Brodiaea santarosae: komt voor op basaltgronden in het zuidwesten van Riverside County en een deel van San Diego County, Californië op een hoogte van 580-1045 m. Het is een zeldzame en bedreigde soort. Ze wordt 9-36 cm hoog en heeft violette bloemen met witte tot lavendelkleurige smalle of kleine meeldraden die spits toelopen naar de top. Bloeit mei tot juni.
Brodiaea sierrae: is een diploïde soort uit de uitlopers van de Sierra Nevada in Californië, waar ze groeit in chaparral, cismontane bossen en lagere montane conferische bossen, vaak op serpentijnachtige bodems tussen 50 en 980 m. Ze wordt 20 tot 80 cm groot en heeft violet opgaande bloemen met teruggebogen toppen en bloeit van mei tot augustus. De staminodiën zijn gelijkmatig breed en alleen aan de top teruggebogen, met hele randen 1/4 ingerold.

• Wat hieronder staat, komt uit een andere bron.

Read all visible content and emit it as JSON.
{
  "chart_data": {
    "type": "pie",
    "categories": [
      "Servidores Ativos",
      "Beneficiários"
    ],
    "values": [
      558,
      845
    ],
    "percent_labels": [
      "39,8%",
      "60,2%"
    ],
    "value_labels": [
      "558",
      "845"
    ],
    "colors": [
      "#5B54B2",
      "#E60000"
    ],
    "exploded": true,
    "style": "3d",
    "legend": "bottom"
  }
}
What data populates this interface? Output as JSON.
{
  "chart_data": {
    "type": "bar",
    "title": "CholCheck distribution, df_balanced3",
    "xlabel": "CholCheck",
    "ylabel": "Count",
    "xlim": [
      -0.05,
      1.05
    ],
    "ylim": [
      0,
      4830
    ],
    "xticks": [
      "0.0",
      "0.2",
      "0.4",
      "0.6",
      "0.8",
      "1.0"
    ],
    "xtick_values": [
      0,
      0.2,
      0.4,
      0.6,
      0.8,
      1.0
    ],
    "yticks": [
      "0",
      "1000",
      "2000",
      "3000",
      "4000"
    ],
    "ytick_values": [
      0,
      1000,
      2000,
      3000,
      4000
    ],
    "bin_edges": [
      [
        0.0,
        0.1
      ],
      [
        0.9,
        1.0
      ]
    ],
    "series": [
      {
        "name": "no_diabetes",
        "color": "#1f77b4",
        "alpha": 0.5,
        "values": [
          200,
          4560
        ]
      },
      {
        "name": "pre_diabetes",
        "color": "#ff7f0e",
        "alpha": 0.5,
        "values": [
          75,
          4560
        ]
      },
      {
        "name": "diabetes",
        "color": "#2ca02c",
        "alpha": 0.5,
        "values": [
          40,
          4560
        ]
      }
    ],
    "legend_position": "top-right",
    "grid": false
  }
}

Brodiaea stellaris: is een lage groeier en komt voor op serpentinehellingen in de middelste Coast Ranges van Sonoma County tot Humboldt County. Ze heeft blauwpaarse bloemen met brede, stompe, witte meeldraden en kleine aanhangsels achter de helmknoppen en bloeit mei-juli.
Brodiaea terrestris: is een kustprairieplant met stengels die half onder de grond begraven lijken te zijn. Ze groeit van Californië tot Oregon. De bloemen zijn lichtblauw tot blauwviolet met een driehoekige buis. De schuine meeldraden zijn wit tot violet, naar binnen gericht, maar worden van de meeldraden weggehouden. Ze bloeit van april tot juni, afhankelijk van de plaats. Er zijn twee ondersoorten: ssp. kernensis die groter kan zijn (2 tot 20 cm) met grotere bloemen, violette (soms witte) meeldraden en een groene eierstok. De helmknopuiteinden zijn rechtopstaand tot gebogen, meestal zonder een getande lob in de inkeping. Ssp. terrestris is de kortste ondersoort (0,5 tot 7 cm). Ze heeft witte tot lichtpaarse meeldraden en helmknoppen met gebogen uiteinden en een getande lob in de inkeping.